Pero hete aquí que, andando los años, en
los del delirio que vivimos sin apreciar su dosis de surrealismo, las colas llegaron a ser indicios de prosperidad, aunque
fuese una prosperidad jabonosa de falsa pompa frente a los centros
comerciales, en los hoteles, en las discotecas. Muy pocos años después, sin embargo,
las colas las hacen los pobres, en creciente número hacia Melilla, pese a
las cuchillas; hacia los comedores sociales, pese a la escasez del
menú; hacia las oficinas de empleo, pese a la falta de esperanzas.
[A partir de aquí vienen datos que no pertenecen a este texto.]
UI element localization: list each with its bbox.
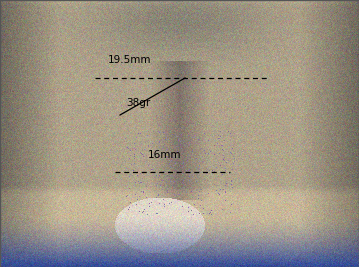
Text: 16mm: 16mm (148, 150, 182, 160)
Text: 19.5mm: 19.5mm (108, 55, 151, 65)
Text: 38gr: 38gr (126, 98, 150, 108)
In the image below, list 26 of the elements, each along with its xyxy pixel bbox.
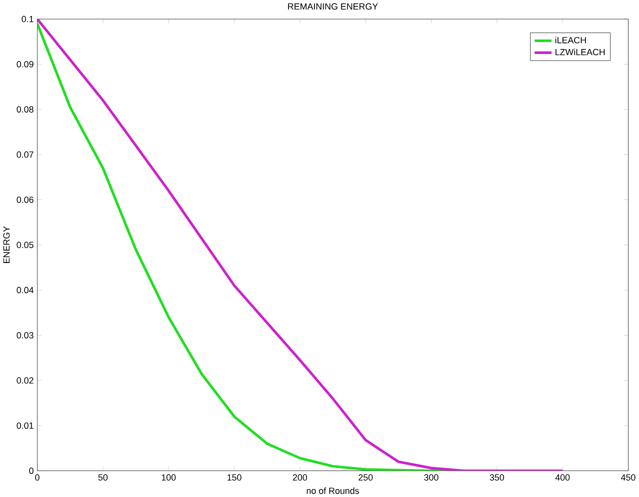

Hacer
cola es esperar y estar juntos, que no es poco, aunque claramente
insuficiente, porque las colas de antes no pasaban de ser yuxtaposiciones de egos encendidos entre los rebaños hechizados por esa otra religión que era y es el consumismo, y las colas de ahora siguen siendo yuxtaposiciones de egos hundidos en el mullido fragor de la desgracia generalizada, pero yuxtaposiciones al fin y al cabo; tú allá con tu pena que yo sigo aquí con la mía. Antes hacíamos cola porque nos lo ordenaba algún listo desde la malévola potencia de lo subliminal; ahora las hacemos porque algún otro listo -en muchos casos coinciden- ha decidido ir perdonándonos la vida a pedacitos.
De modo que las colas fueron siempre indiciarias de nuestra miserable condición: primero por aborregarnos en la alegría de ser como los demás, y luego por desmoralizarnos en la pena de seguir siéndolo. Y siempre sin atender a quien está allá, mucho más allá, del mostrador. No al portero de la disco, a la cajera de los grandes almacenes, al personal del banco, al empleado del Inem, a quien nos sigue manteniendo en la cartilla de racionamiento para racionar (no racionalizar) nuestra rabia radical, sino al que anda por detrás de todos ellos, que, para nuestra fatalidad, puede ser, en el fondo fondo, siempre el mismo.